Le ciment des choses

Une recension de Henri de Monvallier, publié le

01_Du ciment

Empruntant l’image du « ciment » à Émile Meyerson (1859-1933) qui se demandait, à propos de la cause et de l’effet, s’il y avait « un lien, un ciment qui les rattache l’un à l’autre », Claudine Tiercelin se propose d’établir une métaphysique scientifique réaliste. De cette métaphore, découle une question : qu’y a-t-il de réellement solide dans notre connaissance du réel ? L’enjeu est bel et bien que le mur ne se fissure pas : il s’agit de répondre aux objections sceptiques, relativistes et de proposer une nouvelle manière de faire de la métaphysique à la lumière de la tradition analytique, dans laquelle s’inscrit l’auteur.

 

02_Une métaphysique scientifique

Claudine Tiercelin est la première philosophe du Collège de France, comme elle l’a rappelé, en mai dernier, lors de sa Leçon inaugurale, à avoir inscrit le terme de « métaphysique » dans l’intitulé de sa chaire, « Métaphysique de la connaissance ». Mais de quelle métaphysique s’agit-il ? Après les grandes déconstructions dont elle a fait l’objet depuis la fin du XIXe siècle, quel peut être le sens de cette activité ? L’auteur entend pratiquer la métaphysique non pas comme une pensée des fins dernières de l’homme ou du monde, mais comme la délimitation la plus rigoureuse possible du cadre conceptuel de la connaissance scientifique. « Tenir compte de la science ne signifie pas s’en laisser conter par elle, encore moins se laisser hypnotiser, comme l’a souvent rappelé Meyerson, par la dernière théorie en vogue, au seul motif qu’elle est la dernière », précise la philosophe.

 

03_La question du réalisme

Cette métaphysique scientifique se veut aussi « réaliste », c’est-à-dire qu’elle revendique l’idée qu’il y a bien un « réel » ou une « réalité » indépendants de l’esprit, que celui-ci ne produit pas (idéalisme, le réel est ma représentation), ne construit pas (constructivisme, le réel n’est qu’une construction) et auxquels il peut avoir accès dans une démarche de connaissance.

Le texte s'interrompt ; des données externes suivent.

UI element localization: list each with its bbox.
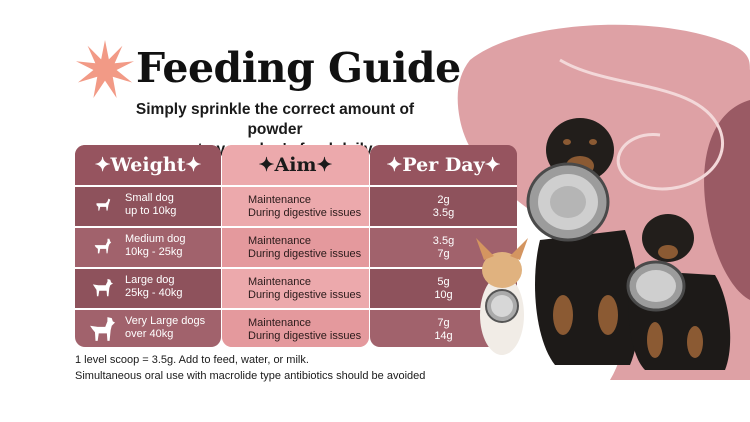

Pourquoi être réaliste aujourd’hui ? « Si nous sommes incapables de faire la différence entre l’apparent, l’illusoire, l’idée ou le possible, le principe de réalité aura tôt fait de nous rattraper. Il nous faut être gouverné par la réalité pratiquement sous peine de ne plus pouvoir distinguer les questions auxquelles on ne peut pas répondre de celles auxquelles on le peut. » Un livre dense, technique et ambitieux qui fera date dans l’histoire de la philosophie française de tradition analytique.